HLZ:… aber sicher, denn der DGB argumentiert mit seiner Forderung nach einer Ausbildungsabgabe genau in diese Richtung und das sollte dann doch wohl in eine Gewerkschaftszeitung passen. Nur 20 Prozent der Betriebe bilden überhaupt aus, aber alle jammern über den drohenden Fachkräftemangel…

Sebastian: Das sind die berühmten Mitnahmeeffekte, dass sich Betriebe, die nicht ausbilden, gern bei denen bedienen, die in Ausbildung investieren, oder auch bei den vollschulischen Berufsausbildungsgängen. Eine Stärkung der Ausbildungsstrukturen, die durch eine Umlage aller Betriebe finanziert wird, könnte gerade dem ländlichen Raum helfen.

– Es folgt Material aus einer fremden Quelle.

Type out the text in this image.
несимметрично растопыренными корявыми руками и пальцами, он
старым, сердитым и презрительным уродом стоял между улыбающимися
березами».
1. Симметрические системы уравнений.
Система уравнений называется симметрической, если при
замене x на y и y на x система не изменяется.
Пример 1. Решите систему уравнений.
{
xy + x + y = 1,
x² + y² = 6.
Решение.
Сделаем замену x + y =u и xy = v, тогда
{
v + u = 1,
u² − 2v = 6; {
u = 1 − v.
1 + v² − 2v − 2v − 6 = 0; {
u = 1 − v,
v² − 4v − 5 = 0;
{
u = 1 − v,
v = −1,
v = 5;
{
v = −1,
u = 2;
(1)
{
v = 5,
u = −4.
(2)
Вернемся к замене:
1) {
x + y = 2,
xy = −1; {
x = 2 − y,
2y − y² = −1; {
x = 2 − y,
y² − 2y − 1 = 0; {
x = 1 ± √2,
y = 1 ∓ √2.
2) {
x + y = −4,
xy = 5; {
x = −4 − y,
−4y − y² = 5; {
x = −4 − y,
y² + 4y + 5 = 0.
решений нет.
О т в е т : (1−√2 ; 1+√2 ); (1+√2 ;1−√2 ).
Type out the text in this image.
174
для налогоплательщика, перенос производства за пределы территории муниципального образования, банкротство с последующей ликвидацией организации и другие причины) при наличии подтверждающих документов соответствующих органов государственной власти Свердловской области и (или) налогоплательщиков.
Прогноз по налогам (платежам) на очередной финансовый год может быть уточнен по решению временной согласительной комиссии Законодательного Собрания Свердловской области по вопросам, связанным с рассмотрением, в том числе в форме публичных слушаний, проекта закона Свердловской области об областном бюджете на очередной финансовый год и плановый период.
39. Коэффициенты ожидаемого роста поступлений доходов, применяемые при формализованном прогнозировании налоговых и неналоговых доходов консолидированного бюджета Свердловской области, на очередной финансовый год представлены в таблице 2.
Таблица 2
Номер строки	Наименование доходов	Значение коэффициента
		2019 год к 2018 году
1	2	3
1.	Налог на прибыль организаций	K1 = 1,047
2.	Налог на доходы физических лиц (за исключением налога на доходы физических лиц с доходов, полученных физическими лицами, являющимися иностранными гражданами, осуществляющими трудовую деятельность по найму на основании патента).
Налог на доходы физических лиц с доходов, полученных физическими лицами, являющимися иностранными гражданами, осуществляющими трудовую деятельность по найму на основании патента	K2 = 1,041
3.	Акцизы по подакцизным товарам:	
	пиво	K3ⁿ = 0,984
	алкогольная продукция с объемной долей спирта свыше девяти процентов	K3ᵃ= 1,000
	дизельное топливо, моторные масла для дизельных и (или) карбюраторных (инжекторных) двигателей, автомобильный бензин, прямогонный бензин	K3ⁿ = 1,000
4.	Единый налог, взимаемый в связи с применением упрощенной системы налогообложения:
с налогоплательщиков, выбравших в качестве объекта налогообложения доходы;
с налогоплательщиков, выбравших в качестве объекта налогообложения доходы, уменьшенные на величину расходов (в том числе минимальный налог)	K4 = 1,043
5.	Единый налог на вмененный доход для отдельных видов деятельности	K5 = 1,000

Frauke: Und was mich noch besorgt, ist die sinkende Bedeutung der Gewerkschaften für die Jugendlichen. Im Entwurf zum neuen Curriculum für die Fachoberschule Ernährung kommen sie gar nicht mehr vor. Der Achtstundentag, die Fünftagewoche, die Lohnfortzahlung bei Erkrankungen, das ist für die Jugendlichen irgendwie „normal“. Und wenn ihre Rechte im Betrieb beschnitten werden, dann wissen sie nicht, wohin sie sich wenden können, und trauen sich nicht, den Mund aufzumachen.

HLZ: Das ist jetzt kein versöhnliches Ende für unser Gespräch, aber ein Thema, das wir gerade in der März-Ausgabe der HLZ bearbeitet haben und das jetzt die nächste Gesprächsrunde einleiten würde. Ich danke euch für das heutige Gespräch und wünsche euch für eure Arbeit alles Gute.